In the ensuing uproar, the mayor claimed his written pledge to void the First Amendment rights of city workers was mere “boilerplate.” The ACLU described it as “unconstitutional.”

“I will not – and will never – limit your right to free speech,” a chagrined Walsh backtracked in an email to city employees Thursday.

Now the Olympic oligarchs are trying to raise $75 million to make the final pitch to the IOC. Among those thus far absent from the list of “Founders 100” is John Henry, owner of the Boston Red Sox as well as The Boston Globe, the money-hemorrhaging local daily that can usually be counted upon to credulously back any crackpot schemes cooked up by the local grandees. The Globe’s at least partial skepticism thus far should serve as an ominous warning to Fish et al.
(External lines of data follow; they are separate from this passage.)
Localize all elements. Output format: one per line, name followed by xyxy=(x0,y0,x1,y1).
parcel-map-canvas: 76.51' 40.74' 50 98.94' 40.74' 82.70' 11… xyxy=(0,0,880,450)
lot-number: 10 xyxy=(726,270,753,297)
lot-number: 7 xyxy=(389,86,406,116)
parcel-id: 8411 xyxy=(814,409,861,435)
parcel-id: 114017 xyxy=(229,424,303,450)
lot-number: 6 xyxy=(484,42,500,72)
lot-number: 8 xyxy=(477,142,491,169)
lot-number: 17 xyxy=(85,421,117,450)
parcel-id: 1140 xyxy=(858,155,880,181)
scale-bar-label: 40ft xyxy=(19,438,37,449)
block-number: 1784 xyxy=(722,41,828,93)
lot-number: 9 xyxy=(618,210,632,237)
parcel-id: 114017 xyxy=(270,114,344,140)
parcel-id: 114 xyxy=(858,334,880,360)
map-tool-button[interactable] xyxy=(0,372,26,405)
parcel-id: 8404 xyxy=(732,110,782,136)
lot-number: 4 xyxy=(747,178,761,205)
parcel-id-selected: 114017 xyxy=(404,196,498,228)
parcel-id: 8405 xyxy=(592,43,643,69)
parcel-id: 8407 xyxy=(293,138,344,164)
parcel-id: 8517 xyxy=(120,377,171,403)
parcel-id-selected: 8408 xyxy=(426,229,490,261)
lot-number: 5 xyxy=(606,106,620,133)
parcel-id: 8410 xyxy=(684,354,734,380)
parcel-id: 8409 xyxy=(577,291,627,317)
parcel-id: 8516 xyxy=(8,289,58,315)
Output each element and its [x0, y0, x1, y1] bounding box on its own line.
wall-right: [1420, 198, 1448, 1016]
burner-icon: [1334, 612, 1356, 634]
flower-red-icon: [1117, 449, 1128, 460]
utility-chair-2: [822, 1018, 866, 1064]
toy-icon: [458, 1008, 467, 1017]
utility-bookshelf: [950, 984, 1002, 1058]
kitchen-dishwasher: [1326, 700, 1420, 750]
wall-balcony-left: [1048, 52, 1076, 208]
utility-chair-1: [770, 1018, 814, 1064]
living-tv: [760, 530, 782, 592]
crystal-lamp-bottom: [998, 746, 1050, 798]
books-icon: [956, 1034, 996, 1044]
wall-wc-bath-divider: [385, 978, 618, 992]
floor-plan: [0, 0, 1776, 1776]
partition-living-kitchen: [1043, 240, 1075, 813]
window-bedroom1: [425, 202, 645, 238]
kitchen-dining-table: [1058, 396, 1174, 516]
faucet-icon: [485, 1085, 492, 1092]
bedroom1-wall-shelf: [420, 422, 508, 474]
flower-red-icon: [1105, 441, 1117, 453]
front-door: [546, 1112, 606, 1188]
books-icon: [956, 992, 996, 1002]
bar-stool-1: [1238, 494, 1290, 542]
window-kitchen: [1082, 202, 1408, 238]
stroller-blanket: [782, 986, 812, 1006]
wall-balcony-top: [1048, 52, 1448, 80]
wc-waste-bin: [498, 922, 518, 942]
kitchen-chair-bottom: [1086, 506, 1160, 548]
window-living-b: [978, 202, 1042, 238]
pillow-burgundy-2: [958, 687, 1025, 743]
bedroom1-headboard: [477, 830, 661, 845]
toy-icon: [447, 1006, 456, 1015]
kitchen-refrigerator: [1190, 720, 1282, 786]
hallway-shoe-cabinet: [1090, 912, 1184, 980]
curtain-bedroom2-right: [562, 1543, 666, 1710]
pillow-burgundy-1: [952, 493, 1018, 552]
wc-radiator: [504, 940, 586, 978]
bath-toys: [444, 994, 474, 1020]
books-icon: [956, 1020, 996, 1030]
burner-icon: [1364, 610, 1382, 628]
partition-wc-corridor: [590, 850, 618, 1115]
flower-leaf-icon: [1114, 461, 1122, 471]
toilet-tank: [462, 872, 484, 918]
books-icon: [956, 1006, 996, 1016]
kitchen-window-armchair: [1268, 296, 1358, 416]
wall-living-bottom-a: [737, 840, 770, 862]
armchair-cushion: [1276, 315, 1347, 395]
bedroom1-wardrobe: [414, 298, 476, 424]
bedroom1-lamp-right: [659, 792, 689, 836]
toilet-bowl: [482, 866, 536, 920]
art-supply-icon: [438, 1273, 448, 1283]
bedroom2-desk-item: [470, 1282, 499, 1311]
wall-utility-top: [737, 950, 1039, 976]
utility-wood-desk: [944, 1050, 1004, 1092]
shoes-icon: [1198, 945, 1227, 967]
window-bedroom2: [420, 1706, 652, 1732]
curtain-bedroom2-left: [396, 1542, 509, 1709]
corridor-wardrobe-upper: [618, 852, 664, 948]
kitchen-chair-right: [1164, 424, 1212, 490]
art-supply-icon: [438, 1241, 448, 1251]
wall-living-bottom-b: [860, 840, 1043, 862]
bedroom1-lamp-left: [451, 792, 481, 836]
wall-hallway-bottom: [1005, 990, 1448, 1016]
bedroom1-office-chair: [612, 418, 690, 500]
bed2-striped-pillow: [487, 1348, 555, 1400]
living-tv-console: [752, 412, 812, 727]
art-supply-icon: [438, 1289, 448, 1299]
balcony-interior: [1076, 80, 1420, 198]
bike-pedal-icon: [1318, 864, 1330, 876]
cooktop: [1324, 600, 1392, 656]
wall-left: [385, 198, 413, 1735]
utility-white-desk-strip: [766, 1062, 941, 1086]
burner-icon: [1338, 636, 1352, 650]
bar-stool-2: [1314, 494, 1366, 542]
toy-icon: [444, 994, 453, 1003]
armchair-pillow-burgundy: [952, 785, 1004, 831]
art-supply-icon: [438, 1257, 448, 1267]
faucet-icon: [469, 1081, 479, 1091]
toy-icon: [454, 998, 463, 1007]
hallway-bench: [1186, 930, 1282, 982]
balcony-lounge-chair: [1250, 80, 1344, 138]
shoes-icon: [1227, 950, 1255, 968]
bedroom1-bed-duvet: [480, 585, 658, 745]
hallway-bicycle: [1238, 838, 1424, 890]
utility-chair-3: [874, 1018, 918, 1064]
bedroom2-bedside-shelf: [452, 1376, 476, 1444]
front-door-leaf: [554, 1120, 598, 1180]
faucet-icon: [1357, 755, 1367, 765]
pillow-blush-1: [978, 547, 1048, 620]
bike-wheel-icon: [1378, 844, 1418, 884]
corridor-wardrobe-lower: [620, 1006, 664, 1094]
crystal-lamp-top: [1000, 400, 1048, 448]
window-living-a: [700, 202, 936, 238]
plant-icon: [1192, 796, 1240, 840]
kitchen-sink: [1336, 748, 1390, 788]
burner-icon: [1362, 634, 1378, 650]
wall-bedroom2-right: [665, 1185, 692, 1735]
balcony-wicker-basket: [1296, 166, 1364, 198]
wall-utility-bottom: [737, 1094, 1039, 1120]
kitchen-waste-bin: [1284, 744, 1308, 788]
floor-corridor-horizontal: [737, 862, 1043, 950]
The first boss of Boston 2024 hinted last week that even if voters reject the proposal at the ballot box next year, it won’t necessarily stop Fish’s fishy crew from continuing their campaign. The Democat hack who let that cat out of the bag has now been replaced by Richard Davey, the former state transportation secretary, who last year tried to save a Democrat-backed automatic annual increase in the state gasoline tax from a referendum question designed to repeal it.

Davey and his minions, backed by well-heeled union thugs, Big Asphalt and Triple A, outspent the rag-tag anti-tax forces 30-1. They claimed the endless increases in the gas tax were needed for the “infrastructure.” The more TV ads the hacks ran, the less anyone believed them. The tax was repealed by a 53-47 margin.

Introducing his new puppet on Friday, John Fish described the bust-out Deval Patrick coatholder as a “perfect fit” to push the Olympic bid. Yes, he is.